Hey, sorry, meant the final speed. We call speed and velocity the same in my language.

If you are going to study physics, you must stop doing that. They are not the same and it will confuse you if you think they are.

 

[phinds]

I am a student, not a professor or physics expert.

Yes, I understand that. If you were, I would not have had to give you that hint. DRAW A DIAGRAM.

 

[wicker558]

If you are going to study physics, you must stop doing that. They are not the same and it will confuse you if you think they are.

I am completely aware that velocity is a vector and speed is a scalar. I am aware they are not the same. Just messed up the translation, the brighter ones get it. I profusely apologize.

 

[RPinPA]

I am completely aware that velocity is a vector and speed is a scalar. I am aware they are not the same. Just messed up the translation, the brighter ones get it. I profusely apologize.

Please don't be insulting, it will not help you get assistance here.

This is a teaching site. You have many knowledgeable and kind people here interested in helping students, but it is the expectation that the student will start the process by doing some of the work. If you are given a hint, you will find people more helpful if you follow that hint.

Out of curiosity, how in your language do you distinguish between the velocity vector and its magnitude, a scalar?

 

[archaic]

Since you know that $||\vec v(0)||=||\vec v(2)||$ from the HW Statement, you need to find $||\vec v(t)||=\sqrt{v_x^2(t)+v_y^2(t)}$.
A good place to start is writing down the accelerations $a_x(t)$ and $a_y(t)$ then integrating them. If you don't use calculus in your course, you should have a look at your SUVAT equations, there's one for velocities.

 

[jbriggs444]

A good place to start is writing down the accelerations $a_x(t)$ and $a_y(t)$ then integrating them.

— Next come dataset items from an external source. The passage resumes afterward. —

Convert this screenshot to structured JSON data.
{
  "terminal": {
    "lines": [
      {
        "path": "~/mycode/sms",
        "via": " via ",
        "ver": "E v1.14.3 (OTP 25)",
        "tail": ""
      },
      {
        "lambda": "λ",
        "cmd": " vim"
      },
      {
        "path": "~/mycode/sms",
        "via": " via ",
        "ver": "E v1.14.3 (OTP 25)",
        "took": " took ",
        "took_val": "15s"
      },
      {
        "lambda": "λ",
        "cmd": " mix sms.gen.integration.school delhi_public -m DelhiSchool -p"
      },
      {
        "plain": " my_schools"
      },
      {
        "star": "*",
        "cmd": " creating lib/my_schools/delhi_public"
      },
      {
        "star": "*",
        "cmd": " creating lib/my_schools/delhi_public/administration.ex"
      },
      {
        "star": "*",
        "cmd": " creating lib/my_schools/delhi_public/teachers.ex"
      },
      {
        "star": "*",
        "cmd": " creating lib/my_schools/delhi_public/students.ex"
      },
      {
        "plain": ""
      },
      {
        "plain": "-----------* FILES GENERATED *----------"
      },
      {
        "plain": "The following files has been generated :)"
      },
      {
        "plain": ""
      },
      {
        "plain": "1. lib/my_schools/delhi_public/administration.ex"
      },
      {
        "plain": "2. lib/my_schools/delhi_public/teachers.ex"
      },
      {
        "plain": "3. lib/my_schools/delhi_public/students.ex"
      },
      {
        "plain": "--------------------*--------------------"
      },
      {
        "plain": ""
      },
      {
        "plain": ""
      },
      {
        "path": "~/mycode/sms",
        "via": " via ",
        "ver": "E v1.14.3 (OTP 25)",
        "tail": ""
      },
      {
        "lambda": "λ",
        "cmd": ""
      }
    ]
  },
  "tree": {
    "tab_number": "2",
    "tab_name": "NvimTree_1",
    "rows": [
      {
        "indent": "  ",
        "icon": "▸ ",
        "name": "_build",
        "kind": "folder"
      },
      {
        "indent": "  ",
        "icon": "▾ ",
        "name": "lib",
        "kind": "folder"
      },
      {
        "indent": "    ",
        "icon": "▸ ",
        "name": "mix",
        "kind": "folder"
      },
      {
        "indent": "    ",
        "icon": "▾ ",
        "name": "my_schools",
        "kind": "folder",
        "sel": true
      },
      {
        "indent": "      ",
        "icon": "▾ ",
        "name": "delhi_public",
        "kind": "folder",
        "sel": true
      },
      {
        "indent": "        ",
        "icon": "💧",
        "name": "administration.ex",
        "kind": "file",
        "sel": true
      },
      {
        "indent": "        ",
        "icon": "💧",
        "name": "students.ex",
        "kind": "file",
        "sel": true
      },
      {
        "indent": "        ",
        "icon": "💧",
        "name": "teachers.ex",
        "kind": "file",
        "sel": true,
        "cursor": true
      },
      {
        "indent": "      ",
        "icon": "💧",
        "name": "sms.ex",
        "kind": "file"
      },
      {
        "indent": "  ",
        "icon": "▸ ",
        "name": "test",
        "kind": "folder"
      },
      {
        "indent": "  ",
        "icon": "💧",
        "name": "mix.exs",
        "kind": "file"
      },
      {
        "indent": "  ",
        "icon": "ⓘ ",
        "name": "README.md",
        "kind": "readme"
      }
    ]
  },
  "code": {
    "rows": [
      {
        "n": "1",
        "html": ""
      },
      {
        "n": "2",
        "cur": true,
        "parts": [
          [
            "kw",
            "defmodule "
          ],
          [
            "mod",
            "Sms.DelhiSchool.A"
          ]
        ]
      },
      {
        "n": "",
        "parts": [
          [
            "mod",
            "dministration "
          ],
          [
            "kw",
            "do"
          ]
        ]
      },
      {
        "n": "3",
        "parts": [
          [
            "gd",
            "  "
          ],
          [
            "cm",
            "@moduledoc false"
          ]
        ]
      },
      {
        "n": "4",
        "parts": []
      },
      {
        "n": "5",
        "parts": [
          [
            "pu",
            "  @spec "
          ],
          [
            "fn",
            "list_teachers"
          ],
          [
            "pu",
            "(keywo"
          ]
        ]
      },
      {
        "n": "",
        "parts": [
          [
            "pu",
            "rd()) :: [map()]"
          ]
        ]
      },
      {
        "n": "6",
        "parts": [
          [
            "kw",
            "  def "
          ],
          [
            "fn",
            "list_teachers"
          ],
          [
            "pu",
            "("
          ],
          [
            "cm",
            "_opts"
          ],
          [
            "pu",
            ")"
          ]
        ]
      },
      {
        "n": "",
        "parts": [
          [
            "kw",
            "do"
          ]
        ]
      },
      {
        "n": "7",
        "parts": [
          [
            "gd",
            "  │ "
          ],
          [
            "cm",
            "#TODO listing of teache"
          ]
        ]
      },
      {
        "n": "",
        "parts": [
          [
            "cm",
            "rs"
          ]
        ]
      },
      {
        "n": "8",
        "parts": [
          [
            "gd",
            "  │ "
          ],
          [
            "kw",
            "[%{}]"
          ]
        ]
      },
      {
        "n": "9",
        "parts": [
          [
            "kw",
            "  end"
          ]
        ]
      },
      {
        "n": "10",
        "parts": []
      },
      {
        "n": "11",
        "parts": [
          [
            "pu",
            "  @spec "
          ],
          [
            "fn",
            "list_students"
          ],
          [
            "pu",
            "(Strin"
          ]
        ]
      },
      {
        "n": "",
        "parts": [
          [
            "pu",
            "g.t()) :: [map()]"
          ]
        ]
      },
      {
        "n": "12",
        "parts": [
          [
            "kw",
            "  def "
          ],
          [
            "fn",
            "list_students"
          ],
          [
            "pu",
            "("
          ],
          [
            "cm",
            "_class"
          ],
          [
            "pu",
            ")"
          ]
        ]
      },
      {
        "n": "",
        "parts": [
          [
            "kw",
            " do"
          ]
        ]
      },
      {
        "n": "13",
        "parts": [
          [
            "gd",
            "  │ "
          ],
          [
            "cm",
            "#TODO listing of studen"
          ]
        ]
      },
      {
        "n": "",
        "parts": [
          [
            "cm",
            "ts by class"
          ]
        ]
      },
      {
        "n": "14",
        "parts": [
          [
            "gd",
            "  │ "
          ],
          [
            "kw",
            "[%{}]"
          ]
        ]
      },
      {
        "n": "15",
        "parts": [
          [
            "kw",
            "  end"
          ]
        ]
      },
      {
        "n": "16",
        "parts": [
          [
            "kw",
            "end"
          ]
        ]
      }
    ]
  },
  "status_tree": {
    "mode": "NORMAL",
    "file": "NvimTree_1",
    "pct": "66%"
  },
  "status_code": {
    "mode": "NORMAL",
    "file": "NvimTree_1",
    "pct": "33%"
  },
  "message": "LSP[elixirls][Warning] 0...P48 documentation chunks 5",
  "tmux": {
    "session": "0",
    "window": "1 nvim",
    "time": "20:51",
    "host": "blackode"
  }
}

No need to integrate. It is enough to note, as @etotheipi has mentioned, that the horizontal component of velocity is unchanging and that the way to get the speed back where it started is to negate the vertical component.

An obvious next question is: "When does that happen?"

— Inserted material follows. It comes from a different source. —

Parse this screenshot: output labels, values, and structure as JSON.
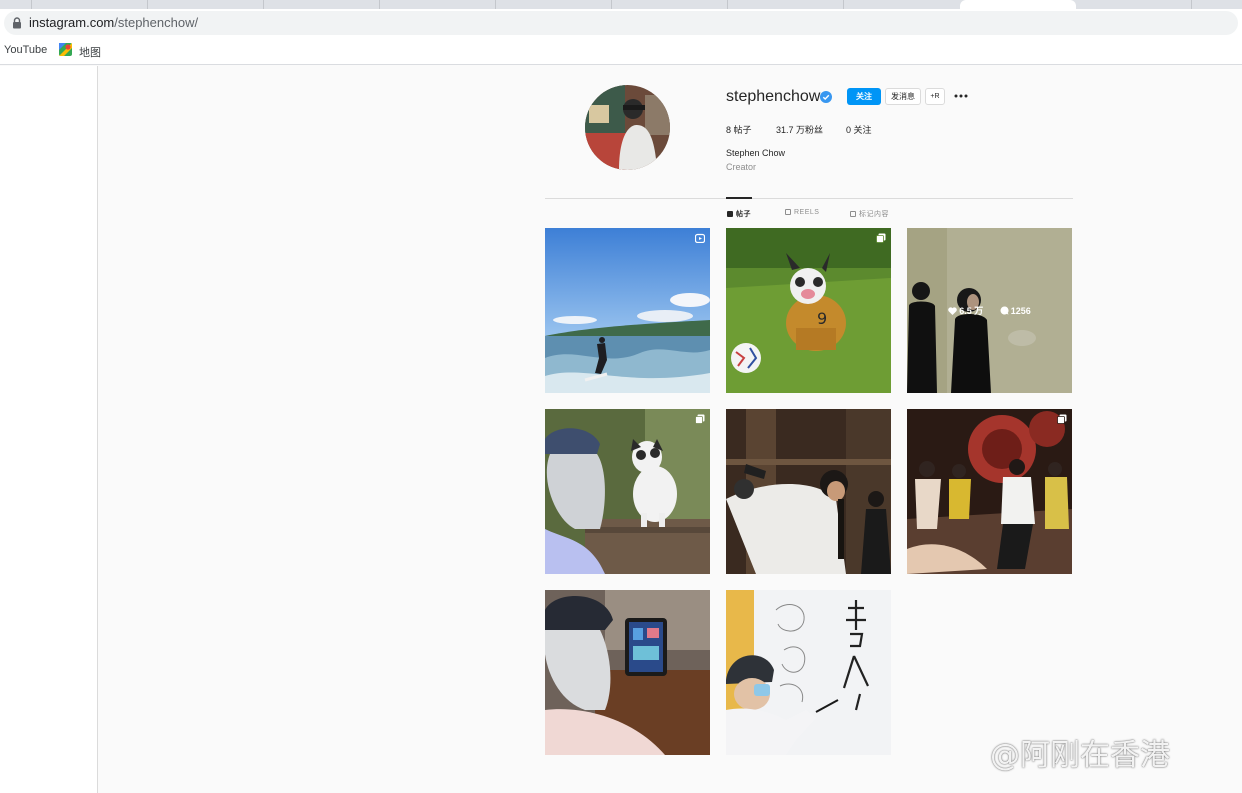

A drawing could be helpful. Or not. It depends on whether one is more comfortable thinking visually or algebraicly.

 

[archaic]

No need to integrate. It is enough to note, as @etotheipi has mentioned, that the horizontal component of velocity is unchanging and that the way to get the speed back where it started is to negate the vertical component.

An obvious next question is: "When does that happen?"

A drawing could be helpful. Or not. It depends on whether one is more comfortable thinking visually or algebraicly.

You need to find $v_y$ somehow since you'd have the gravity term, i.e suvat or integration. I mention integration because I personally do not memorise the suvats nor do I look at them, I just start building from the zero.
That question is answered in the problem statement, $t=2$.

 

[jbriggs444]

I mention integration because I personally do not memorise the suvats

I agree in principle. But personally, I do not consider computing the integral of a zero function (and getting zero) or the integral of a constant function (and getting length times width) as "integration".

That question is answered in the problem statement, $t=2$.

Well noted. So the relevant question is "what would the initial vertical component of velocity need to be if the final vertical component of velocity is to be its negation at t=2".

That equation practically writes itself.

 

[phinds]

That equation practically writes itself.

Yes, but based on the OP's statements, it appears that he does not understand the situation at all which is why I repeatedly asked him to do a diagram.

 

[PeroK]

You need to find $v_y$ somehow since you'd have the gravity term, i.e suvat or integration. I mention integration because I personally do not memorise the suvats nor do I look at them, I just start building from the zero.
That question is answered in the problem statement, $t=2$.

You can integrate if you like, but I'd advise others not to follow your example.

 

[archaic]

You can integrate if you like, but I'd advise others not to follow your example.

why not? you'd just need to find the constant.

 

[PeroK]

why not? you'd just need to find the constant.

This is introductory homework and may be undertaken by those who have not yet learned the integral calculus.